I am trying to understand, first of all, why there is so little current in the circuit (a hundredth of what I'd expect), and also why the ground current doesn't seem consistent with the current in the rest of the circuit. This is what the drain voltage looks like, with large voltage spikes due to the inductance of the circuit. I'd discount this as a simulation error if it weren't consistent with what I'm seeing in my scope. I'm happy to attach scope readings or the model itself if they would be helpful (not sure what the SE policy on file uploads is).

Best Answer

The current spikes in the Source are the result of very rapid charging and discharging of the Gate-Source capacitance.
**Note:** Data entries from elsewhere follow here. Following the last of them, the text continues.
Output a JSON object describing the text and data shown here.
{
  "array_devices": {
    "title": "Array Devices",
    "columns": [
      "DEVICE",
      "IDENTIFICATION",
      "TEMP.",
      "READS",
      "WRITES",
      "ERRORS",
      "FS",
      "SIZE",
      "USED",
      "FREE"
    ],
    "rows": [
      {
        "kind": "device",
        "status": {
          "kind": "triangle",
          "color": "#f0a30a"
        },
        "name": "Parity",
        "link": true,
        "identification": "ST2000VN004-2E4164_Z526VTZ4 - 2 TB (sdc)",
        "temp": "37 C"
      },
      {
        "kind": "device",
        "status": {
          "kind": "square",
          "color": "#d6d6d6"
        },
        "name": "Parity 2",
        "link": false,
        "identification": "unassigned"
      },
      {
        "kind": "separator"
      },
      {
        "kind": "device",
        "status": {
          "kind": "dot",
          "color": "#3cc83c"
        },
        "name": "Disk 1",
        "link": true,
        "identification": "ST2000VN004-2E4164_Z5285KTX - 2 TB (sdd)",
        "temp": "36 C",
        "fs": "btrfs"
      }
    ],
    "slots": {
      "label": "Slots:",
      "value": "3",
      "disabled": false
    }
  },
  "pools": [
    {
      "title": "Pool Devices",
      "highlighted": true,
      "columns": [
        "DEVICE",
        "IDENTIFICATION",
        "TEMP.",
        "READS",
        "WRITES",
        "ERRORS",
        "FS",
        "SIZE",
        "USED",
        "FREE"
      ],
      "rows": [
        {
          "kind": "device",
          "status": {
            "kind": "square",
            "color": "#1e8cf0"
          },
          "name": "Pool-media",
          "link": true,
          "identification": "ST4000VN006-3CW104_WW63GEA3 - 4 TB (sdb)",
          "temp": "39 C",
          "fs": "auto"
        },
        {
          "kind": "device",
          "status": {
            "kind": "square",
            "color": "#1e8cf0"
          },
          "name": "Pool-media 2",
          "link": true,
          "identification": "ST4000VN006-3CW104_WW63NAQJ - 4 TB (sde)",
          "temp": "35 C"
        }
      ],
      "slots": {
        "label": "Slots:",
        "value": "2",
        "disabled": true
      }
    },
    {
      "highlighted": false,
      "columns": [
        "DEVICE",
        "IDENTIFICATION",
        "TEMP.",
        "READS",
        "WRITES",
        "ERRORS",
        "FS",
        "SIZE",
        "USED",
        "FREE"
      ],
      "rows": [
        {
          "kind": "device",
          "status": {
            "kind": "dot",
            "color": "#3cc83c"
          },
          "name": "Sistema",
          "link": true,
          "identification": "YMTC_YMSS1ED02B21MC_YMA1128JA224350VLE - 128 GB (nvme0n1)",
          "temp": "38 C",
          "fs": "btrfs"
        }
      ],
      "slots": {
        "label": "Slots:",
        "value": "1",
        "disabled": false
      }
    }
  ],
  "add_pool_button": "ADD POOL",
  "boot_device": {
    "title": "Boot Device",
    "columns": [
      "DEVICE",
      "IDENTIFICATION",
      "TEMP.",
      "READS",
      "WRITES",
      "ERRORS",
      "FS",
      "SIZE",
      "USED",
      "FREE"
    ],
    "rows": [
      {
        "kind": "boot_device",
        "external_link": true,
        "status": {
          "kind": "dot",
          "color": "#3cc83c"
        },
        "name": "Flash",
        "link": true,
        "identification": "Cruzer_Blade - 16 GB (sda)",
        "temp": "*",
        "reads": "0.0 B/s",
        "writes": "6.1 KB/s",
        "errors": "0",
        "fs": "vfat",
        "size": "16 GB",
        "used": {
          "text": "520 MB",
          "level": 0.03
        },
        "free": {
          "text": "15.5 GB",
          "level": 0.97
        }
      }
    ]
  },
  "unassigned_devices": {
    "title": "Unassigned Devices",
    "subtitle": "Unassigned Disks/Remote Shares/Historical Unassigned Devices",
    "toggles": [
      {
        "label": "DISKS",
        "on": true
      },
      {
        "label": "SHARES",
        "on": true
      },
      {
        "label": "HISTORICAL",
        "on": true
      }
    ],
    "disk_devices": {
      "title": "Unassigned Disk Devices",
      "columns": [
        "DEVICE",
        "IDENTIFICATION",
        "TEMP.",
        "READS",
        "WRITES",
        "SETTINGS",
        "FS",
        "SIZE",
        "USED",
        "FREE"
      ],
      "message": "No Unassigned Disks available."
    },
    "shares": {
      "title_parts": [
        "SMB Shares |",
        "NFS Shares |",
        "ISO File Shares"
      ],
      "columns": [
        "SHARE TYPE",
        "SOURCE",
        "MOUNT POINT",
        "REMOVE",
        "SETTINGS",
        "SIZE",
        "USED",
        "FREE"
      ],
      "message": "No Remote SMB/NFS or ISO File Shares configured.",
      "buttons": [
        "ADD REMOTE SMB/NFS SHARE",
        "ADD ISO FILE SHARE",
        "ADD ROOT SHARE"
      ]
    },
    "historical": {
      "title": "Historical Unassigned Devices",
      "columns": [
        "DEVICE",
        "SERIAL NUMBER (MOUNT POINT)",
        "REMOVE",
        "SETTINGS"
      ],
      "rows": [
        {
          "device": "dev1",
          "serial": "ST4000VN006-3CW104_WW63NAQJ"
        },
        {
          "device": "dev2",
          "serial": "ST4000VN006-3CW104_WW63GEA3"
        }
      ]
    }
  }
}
A realistic circuit would have some resistance in the Gate driver, then the Gate-Source current spikes would be smaller (and the FET would take longer to turn on and off).

Source current doesn't actually drop to zero when the FET is on, it just looks that way because 60mA is so much smaller than 10A.

Drain current is low because L1's inductance slows down the current rise. Inductor current = voltage x time / inductance. At 200KHz and 50% PWM the FET is on for 2.5us, so 15V x 2.5us / 3mH = 12.5mA.

If the FET had zero capacitance then current would ramp up to 12.5mA while it was turned on and fall to zero when it turned off. But the IXFB210N30P3 has large output capacitance which supplies current to the inductor when the FET is off, causing it to continue rising. Eventually it 'walks' up to about 60mA, ramping up and down by ~12.5mA as the FET turns on and off.

Reduce the PWM frequency to about 20kHz and you should see the current variation increase as the inductor is given more time to allow it. The current waveform will then become a sawtooth, and the inductor will resonate with the FET's output capacitance to produce a very high voltage spike when the FET turns off.